# nighttime activity and temperature



## rlr (Mar 16, 2013)

Have any of you nighttime callers noticed more or less coyote activity when the temperature gets to zero or below at night?


----------



## HungryHunter (May 10, 2017)

I like the question. I'm also interested to hear what others say. Thanks for bringing it up.


----------



## jiggerjarvi (Jan 17, 2010)

X3


----------



## nick 74 (Dec 4, 2008)

In my opinion this is as good as it gets. Minus the wind. They are hungry and need more food to keep them warm. I would say this cold has a similar affect as to how a buck lets his guard down during the rut.
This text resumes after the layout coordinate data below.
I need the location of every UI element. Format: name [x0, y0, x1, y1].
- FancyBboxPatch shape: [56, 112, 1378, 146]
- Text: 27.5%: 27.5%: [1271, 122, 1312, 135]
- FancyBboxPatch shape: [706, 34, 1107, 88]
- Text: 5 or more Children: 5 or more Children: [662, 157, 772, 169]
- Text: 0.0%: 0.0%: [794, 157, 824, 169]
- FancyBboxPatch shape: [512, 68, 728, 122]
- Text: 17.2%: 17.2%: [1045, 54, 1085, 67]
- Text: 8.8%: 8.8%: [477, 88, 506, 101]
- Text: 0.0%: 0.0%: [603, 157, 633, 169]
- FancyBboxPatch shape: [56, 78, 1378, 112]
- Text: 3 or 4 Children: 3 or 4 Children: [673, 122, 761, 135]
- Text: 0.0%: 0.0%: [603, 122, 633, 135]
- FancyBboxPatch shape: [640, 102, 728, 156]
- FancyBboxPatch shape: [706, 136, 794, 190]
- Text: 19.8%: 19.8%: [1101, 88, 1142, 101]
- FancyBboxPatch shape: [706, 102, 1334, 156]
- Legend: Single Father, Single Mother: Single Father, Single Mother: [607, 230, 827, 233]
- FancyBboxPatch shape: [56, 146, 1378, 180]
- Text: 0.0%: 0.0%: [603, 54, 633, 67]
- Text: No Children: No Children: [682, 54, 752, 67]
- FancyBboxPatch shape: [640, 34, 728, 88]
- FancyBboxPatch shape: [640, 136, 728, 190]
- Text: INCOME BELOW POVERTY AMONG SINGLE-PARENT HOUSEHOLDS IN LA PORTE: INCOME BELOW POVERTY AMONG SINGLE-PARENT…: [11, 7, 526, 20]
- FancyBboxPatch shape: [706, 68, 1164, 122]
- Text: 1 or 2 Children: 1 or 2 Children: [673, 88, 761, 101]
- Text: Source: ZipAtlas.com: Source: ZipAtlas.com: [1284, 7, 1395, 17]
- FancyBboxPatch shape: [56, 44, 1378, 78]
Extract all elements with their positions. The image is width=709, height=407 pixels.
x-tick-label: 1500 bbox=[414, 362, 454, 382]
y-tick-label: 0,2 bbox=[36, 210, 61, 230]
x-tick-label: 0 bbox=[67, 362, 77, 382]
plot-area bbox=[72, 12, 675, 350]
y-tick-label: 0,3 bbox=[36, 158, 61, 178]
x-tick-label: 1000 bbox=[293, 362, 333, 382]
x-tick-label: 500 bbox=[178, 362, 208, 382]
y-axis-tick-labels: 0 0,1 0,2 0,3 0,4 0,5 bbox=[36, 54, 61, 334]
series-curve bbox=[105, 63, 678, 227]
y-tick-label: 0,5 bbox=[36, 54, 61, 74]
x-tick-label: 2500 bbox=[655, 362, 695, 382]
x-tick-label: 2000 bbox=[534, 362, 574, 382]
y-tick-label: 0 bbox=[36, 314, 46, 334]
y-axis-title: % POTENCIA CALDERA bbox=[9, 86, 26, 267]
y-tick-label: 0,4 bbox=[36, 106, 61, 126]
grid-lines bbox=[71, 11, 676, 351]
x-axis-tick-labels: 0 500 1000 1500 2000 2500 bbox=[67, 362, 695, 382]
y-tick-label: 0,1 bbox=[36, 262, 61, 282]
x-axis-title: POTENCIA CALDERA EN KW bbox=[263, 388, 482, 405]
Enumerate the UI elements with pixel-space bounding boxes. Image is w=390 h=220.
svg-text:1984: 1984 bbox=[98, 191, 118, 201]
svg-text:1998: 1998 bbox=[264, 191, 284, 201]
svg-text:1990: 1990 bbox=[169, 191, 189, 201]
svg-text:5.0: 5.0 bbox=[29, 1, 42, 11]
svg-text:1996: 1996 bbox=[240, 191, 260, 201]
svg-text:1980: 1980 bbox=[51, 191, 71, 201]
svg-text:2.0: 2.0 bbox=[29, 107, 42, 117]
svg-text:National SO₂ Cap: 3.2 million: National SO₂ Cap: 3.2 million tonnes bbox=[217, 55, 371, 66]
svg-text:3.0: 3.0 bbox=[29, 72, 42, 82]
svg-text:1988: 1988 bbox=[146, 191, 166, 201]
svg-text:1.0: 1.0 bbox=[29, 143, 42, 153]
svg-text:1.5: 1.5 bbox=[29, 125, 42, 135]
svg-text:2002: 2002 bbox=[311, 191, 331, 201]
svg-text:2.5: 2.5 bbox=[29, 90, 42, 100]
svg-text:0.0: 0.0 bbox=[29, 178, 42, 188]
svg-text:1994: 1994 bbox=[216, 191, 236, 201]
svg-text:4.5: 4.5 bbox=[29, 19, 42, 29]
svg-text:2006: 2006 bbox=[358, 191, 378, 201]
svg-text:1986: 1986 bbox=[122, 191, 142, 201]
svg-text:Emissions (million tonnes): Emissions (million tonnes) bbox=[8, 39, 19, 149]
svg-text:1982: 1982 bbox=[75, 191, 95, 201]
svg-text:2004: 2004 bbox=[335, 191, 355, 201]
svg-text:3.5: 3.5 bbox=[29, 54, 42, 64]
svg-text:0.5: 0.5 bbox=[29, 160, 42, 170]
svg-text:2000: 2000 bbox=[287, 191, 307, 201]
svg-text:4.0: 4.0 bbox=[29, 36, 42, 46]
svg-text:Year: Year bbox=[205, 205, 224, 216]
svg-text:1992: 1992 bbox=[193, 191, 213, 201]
Ok maybe they don't get that dumb but the cold is definitely in our favor. 
Downside - batteries don't last as long. Firing pins can freeze. Risky to be out when its this cold.


----------



## wolf man (Jan 4, 2015)

I have been out quite a bit recently in the freezing cold and haven’t been having any sort of luck at all. It has also been quite windy which that might have something to do with it.


----------



## Fool'em (Sep 29, 2016)

For me temp is relative to snow conditions. I find a stealth entry and set up almost the most important aspect of a successful hunt. Wind direction and entry for me are way more important than call sequence or weapon. 
Right now with soft fluffy snow I like it as cold as possible with little or no wind. Once the snow gets crunchy I like a more mild night to soften the snow. Again I prefer no wind but if I have crunchy conditions I'll take a breeze to help cover my entry. 
I've had good coyote response in any of the above conditions but entry and setup have to be adapted for each situation. 
My favorite is soft fluffy snow and colder than hell. Not because I've had any better response but I just like being out there when it's like that.


----------



## hunter19301 (Feb 18, 2009)

Made a couple of sets in the evening after the seminar at Jay's. Got some dogs to sound off but they sure were not moving. Got back to the truck and it was -7 so I'm thinking they were smart enough to hole up and wait for milder temps! They are definitely built to handle the weather better than we are!!


----------